Telling Your Children You Are Getting a Divorce
The end of a marriage is always difficult, even when the two parties involved have come to a mutual agreement. For children, however, the news can lead to unexpected responses, so it is understandable that parents may feel nervous or reluctant to speak with them. When the time comes to tell your children, there are a few things to keep in mind:
- There will be questions that need answering. Whether your child is 5 or 25, he or she will have questions. Those questions may be painful to you, but it is in your best interest to answer them as fully and as honestly as possible.
- They will remember that moment. Ask any children of divorced parents; odds are those children remember the exact moment when their parents told them about the divorce. You and your partner should choose a place and time that is safe and secure for your children – not, for example, a public restaurant or on a holiday.
- Your children’s feelings and reactions are valid. It is tempting to think of your divorce as something that’s personal to you and your spouse alone, but your children may have mixed reactions to the news. Some may feel relief that the unhappiness will end. Others may react with profound sadness or grief. Some children display no visible emotions at all. Each of these responses – indeed, any responses – are valid, even if they don’t coincide with yours.

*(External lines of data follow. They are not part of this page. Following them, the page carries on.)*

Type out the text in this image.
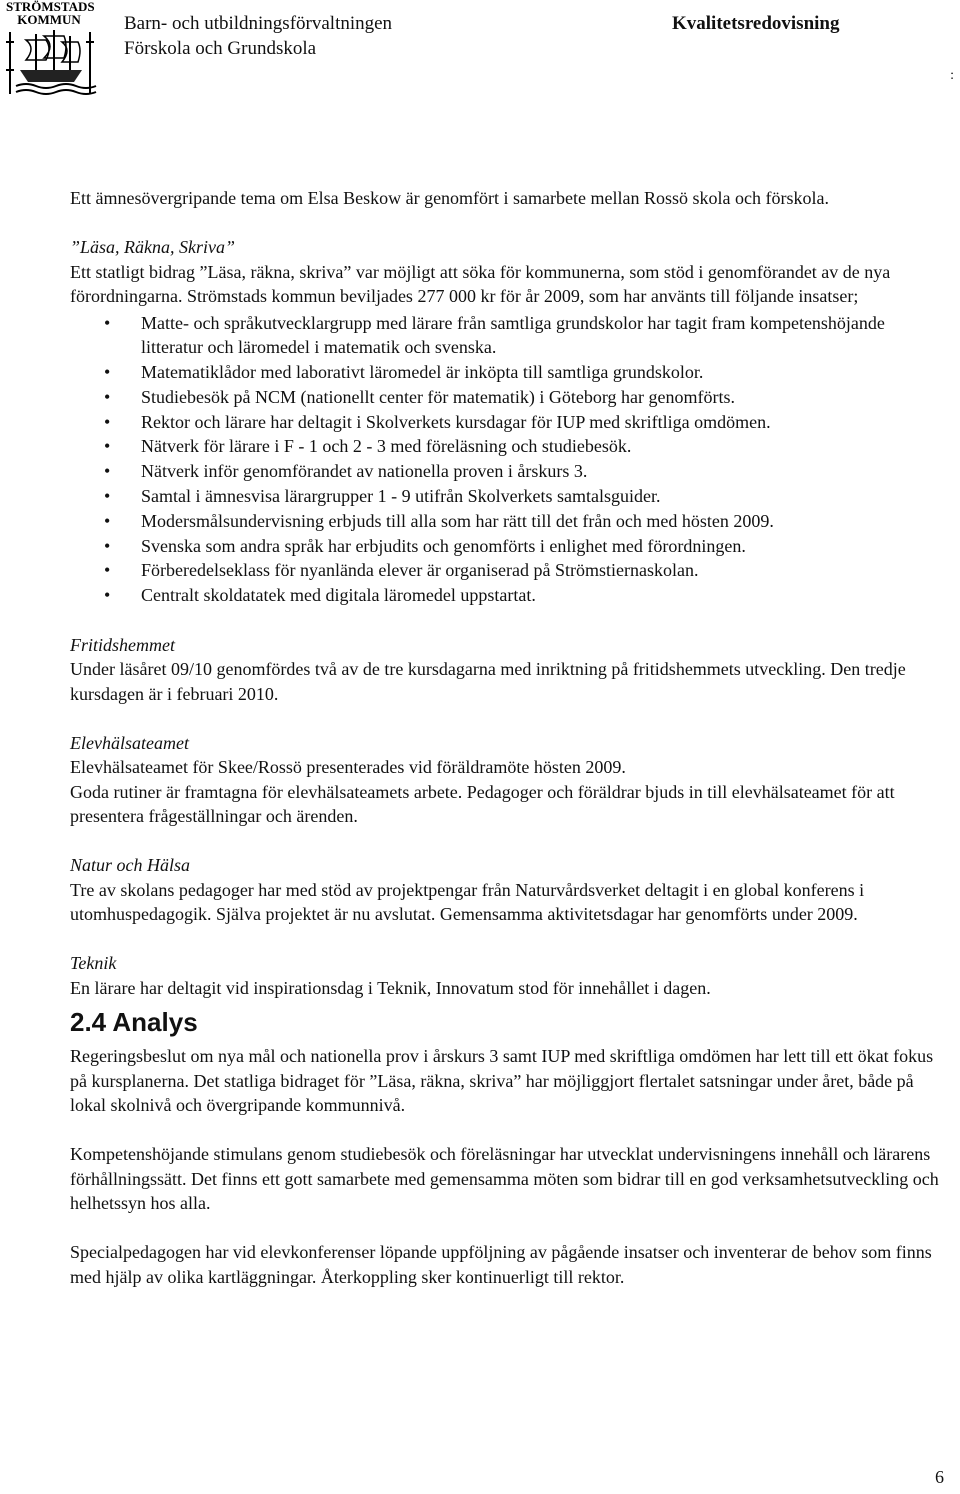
STRÖMSTADS
KOMMUN	Barn- och utbildningsförvaltningen
Förskola och Grundskola
Kvalitetsredovisning
:

Ett ämnesövergripande tema om Elsa Beskow är genomfört i samarbete mellan Rossö skola och förskola.

”Läsa, Räkna, Skriva”

Ett statligt bidrag ”Läsa, räkna, skriva” var möjligt att söka för kommunerna, som stöd i genomförandet av de nya förordningarna. Strömstads kommun beviljades 277 000 kr för år 2009, som har använts till följande insatser;

• Matte- och språkutvecklargrupp med lärare från samtliga grundskolor har tagit fram kompetenshöjande litteratur och läromedel i matematik och svenska.
• Matematiklådor med laborativt läromedel är inköpta till samtliga grundskolor.
• Studiebesök på NCM (nationellt center för matematik) i Göteborg har genomförts.
• Rektor och lärare har deltagit i Skolverkets kursdagar för IUP med skriftliga omdömen.
• Nätverk för lärare i F - 1 och 2 - 3 med föreläsning och studiebesök.
• Nätverk inför genomförandet av nationella proven i årskurs 3.
• Samtal i ämnesvisa lärargrupper 1 - 9 utifrån Skolverkets samtalsguider.
• Modersmålsundervisning erbjuds till alla som har rätt till det från och med hösten 2009.
• Svenska som andra språk har erbjudits och genomförts i enlighet med förordningen.
• Förberedelseklass för nyanlända elever är organiserad på Strömstiernaskolan.
• Centralt skoldatatek med digitala läromedel uppstartat.

Fritidshemmet

Under läsåret 09/10 genomfördes två av de tre kursdagarna med inriktning på fritidshemmets utveckling. Den tredje kursdagen är i februari 2010.

Elevhälsateamet

Elevhälsateamet för Skee/Rossö presenterades vid föräldramöte hösten 2009.

Goda rutiner är framtagna för elevhälsateamets arbete. Pedagoger och föräldrar bjuds in till elevhälsateamet för att presentera frågeställningar och ärenden.

Natur och Hälsa

Tre av skolans pedagoger har med stöd av projektpengar från Naturvårdsverket deltagit i en global konferens i utomhuspedagogik. Själva projektet är nu avslutat. Gemensamma aktivitetsdagar har genomförts under 2009.

Teknik

En lärare har deltagit vid inspirationsdag i Teknik, Innovatum stod för innehållet i dagen.

2.4 Analys

Regeringsbeslut om nya mål och nationella prov i årskurs 3 samt IUP med skriftliga omdömen har lett till ett ökat fokus på kursplanerna. Det statliga bidraget för ”Läsa, räkna, skriva” har möjliggjort flertalet satsningar under året, både på lokal skolnivå och övergripande kommunnivå.

Kompetenshöjande stimulans genom studiebesök och föreläsningar har utvecklat undervisningens innehåll och lärarens förhållningssätt. Det finns ett gott samarbete med gemensamma möten som bidrar till en god verksamhetsutveckling och helhetssyn hos alla.

Specialpedagogen har vid elevkonferenser löpande uppföljning av pågående insatser och inventerar de behov som finns med hjälp av olika kartläggningar. Återkoppling sker kontinuerligt till rektor.

6
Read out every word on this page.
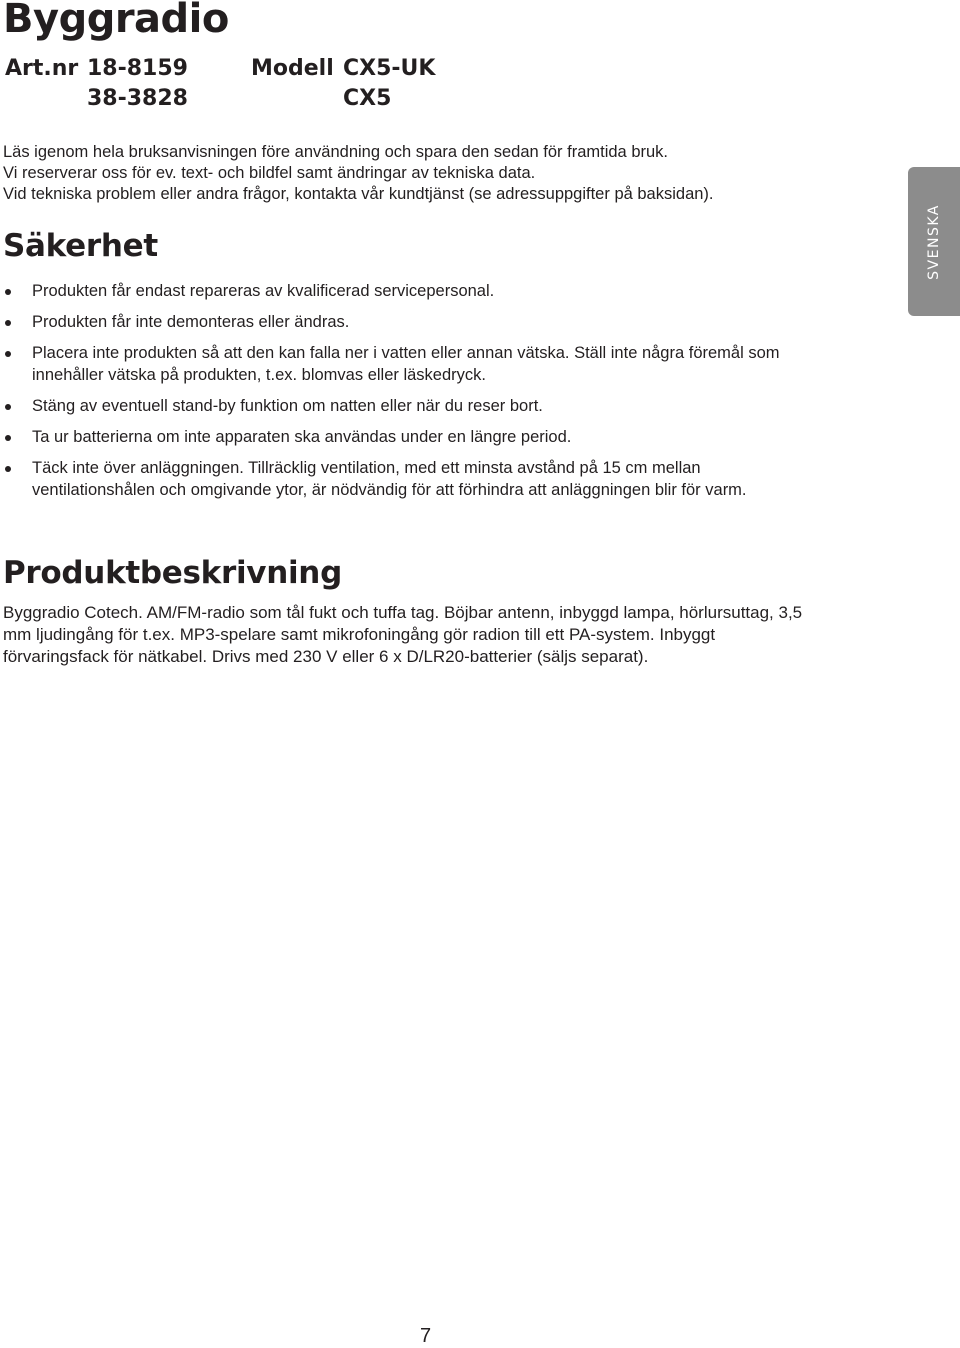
Byggradio
Art.nr 18-8159
38-3828
Modell CX5-UK
CX5

Läs igenom hela bruksanvisningen före användning och spara den sedan för framtida bruk.

Vi reserverar oss för ev. text- och bildfel samt ändringar av tekniska data.

Vid tekniska problem eller andra frågor, kontakta vår kundtjänst (se adressuppgifter på baksidan).

Säkerhet
Produkten får endast repareras av kvalificerad servicepersonal.
Produkten får inte demonteras eller ändras.
Placera inte produkten så att den kan falla ner i vatten eller annan vätska. Ställ inte några föremål som innehåller vätska på produkten, t.ex. blomvas eller läskedryck.
Stäng av eventuell stand-by funktion om natten eller när du reser bort.
Ta ur batterierna om inte apparaten ska användas under en längre period.
Täck inte över anläggningen. Tillräcklig ventilation, med ett minsta avstånd på 15 cm mellan ventilationshålen och omgivande ytor, är nödvändig för att förhindra att anläggningen blir för varm.
Produktbeskrivning

Byggradio Cotech. AM/FM-radio som tål fukt och tuffa tag. Böjbar antenn, inbyggd lampa, hörlursuttag, 3,5 mm ljudingång för t.ex. MP3-spelare samt mikrofoningång gör radion till ett PA-system. Inbyggt förvaringsfack för nätkabel. Drivs med 230 V eller 6 x D/LR20-batterier (säljs separat).

SVENSKA
7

- All of your children deserve your trust. Over the years, we’ve met many parents who felt it was better to tell the older children before the younger ones. However, this puts an unnecessary burden on your older children to keep their grief to themselves, and could indicate to younger children that they are not “worthy” of handling the news. It’s in your family’s best interest to discuss the matter together, as it alleviates some of the stress of keeping a secret.
- Children suffer from long, protracted battles. Your children will pay the price of you and your spouse’s inability to reach an agreement. A long, contentious battle may be inevitable, but it only harms your children. If you and your spouse cannot be amicable, make it a point to at least be civil in one another’s company. Don’t unload your anger, grief or anxiety on your children, and do whatever you can to reach a resolution as quickly and fairly as possible.
We’ve helped hundreds of Tennessee families come to terms with their marriage dissolution, and we’ve learned that in most cases, one person is deeply wounded by the process. Your children are almost guaranteed to see that wound. And while we would never recommend ignoring your own grief, we know that bearing it openly (and loudly) to your children can only cause problems later.
The most important thing to remember is that honesty is key – so long as that honesty doesn’t pit you against your spouse, or your children against one another. It’s common for children to “side” with one parent or the other; make sure that you stress how you and your spouse both love your children, and that the decision to divorce will not affect that love, no matter what.